Die Sporthalle in Elstal gewährt einen weiten Blick ins Grüne. Vielleicht war das auch die Möglichkeit, Frieden mit dieser Sache zu schließen. Ich habe das einst Nazi-infiltrierte Sportlerdorf mit ungehorsamen Geist aufgeladen. Wer jetzt nach Elstal und dem Olympischen Dorf sucht, stolpert über meine unsportlichen Berichte. Das gefällt mir. Man muss die Dinge für seine Zwecke vereinnahmen. Sie war mein letztes Erlebnis, die Sporthalle im Olympischen Dorf von 1936. Zu Beginn fiel sie mir gar nicht auf.

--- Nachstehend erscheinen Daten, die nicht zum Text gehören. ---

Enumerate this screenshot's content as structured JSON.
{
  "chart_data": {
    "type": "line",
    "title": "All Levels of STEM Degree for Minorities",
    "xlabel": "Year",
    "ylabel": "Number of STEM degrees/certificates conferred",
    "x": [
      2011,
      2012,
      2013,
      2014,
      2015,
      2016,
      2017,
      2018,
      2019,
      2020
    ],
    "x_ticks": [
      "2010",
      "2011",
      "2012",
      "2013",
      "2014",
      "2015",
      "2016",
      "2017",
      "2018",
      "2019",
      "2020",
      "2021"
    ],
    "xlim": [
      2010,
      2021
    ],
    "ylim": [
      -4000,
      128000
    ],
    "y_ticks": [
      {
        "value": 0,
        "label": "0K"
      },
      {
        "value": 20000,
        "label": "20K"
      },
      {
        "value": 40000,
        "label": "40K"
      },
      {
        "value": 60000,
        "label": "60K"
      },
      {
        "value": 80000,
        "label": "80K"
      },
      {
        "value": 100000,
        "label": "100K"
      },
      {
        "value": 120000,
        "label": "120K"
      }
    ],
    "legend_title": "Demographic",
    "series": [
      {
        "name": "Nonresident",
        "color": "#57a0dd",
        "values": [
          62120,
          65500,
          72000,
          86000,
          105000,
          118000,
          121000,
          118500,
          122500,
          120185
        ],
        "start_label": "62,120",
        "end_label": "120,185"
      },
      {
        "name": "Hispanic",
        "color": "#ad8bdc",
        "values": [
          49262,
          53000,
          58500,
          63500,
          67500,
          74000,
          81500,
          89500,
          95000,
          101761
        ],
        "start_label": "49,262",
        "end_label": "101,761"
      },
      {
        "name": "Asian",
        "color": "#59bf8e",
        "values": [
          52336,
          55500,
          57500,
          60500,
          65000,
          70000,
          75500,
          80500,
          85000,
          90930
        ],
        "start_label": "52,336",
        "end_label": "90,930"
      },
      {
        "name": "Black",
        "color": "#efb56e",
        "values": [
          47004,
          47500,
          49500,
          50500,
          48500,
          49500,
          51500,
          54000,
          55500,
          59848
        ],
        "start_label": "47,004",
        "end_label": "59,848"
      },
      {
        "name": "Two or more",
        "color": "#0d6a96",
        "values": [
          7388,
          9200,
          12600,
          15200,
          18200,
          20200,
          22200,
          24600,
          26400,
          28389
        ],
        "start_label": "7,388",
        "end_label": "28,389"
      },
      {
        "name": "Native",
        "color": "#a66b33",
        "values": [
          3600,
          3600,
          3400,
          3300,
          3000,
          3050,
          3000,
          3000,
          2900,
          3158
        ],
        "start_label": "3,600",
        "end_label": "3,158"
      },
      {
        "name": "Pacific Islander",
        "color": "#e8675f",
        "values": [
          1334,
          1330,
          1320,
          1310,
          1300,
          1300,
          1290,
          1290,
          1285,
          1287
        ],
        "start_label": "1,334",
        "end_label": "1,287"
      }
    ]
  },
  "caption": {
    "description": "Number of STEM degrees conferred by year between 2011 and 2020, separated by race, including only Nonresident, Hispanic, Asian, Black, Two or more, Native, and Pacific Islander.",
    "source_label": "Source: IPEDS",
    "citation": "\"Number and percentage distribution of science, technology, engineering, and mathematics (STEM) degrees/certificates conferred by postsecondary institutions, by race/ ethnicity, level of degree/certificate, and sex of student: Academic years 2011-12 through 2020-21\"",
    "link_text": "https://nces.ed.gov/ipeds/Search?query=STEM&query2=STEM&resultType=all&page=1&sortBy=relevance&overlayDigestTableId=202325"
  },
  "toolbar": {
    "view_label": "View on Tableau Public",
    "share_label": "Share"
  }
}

Sie steht rechts vom Eingang. Eigentlich wollte ich schon gehen, aber da sah ich plötzlich diese Halle, die von der breiten Seite ein bißchen nach Mies van der Rohe aussieht. Von der schmalen Seite des Eingangs wirkt sie eher wie eine elegantere Scheune. Der schöne Holzboden gefiel mir. Und das alte Pferd war gleich mein Freund. Dieses zerschlissene alte Ding. Das zerrissene, fein genähte Leder, die gepolsterten Schichten darunter. Wie ein verletztes rotes Tier stand es da. Eine kleine Galerie von Plakaten vergangener Spiele aus aller Welt. Eine Vitrine mit Programmheften, alten Fotos, einer "Illustrirten", einem im olympischen Dorf abgestempelten Brief an eine Adresse in Brooklyn, N.Y. Seltsame Rührung. Und die olympischen Ringe. Ich habe so gut wie alles gesehen, was man ohne Gruppenführung sehen konnte. Vielleicht fahre ich eines schönen Tages wieder nach Elstal und finde dann die aufgebaute Bastion vor, und den Waldsee, und im Hindenburghaus kann man ein- und ausgehen und alte Olympia-Filme gucken. Im Speisehaus der Nationen gibt es dann Spezialitäten aus 43 Ländern. Und Russischen Kaffee. Und draußen nur Kännchen.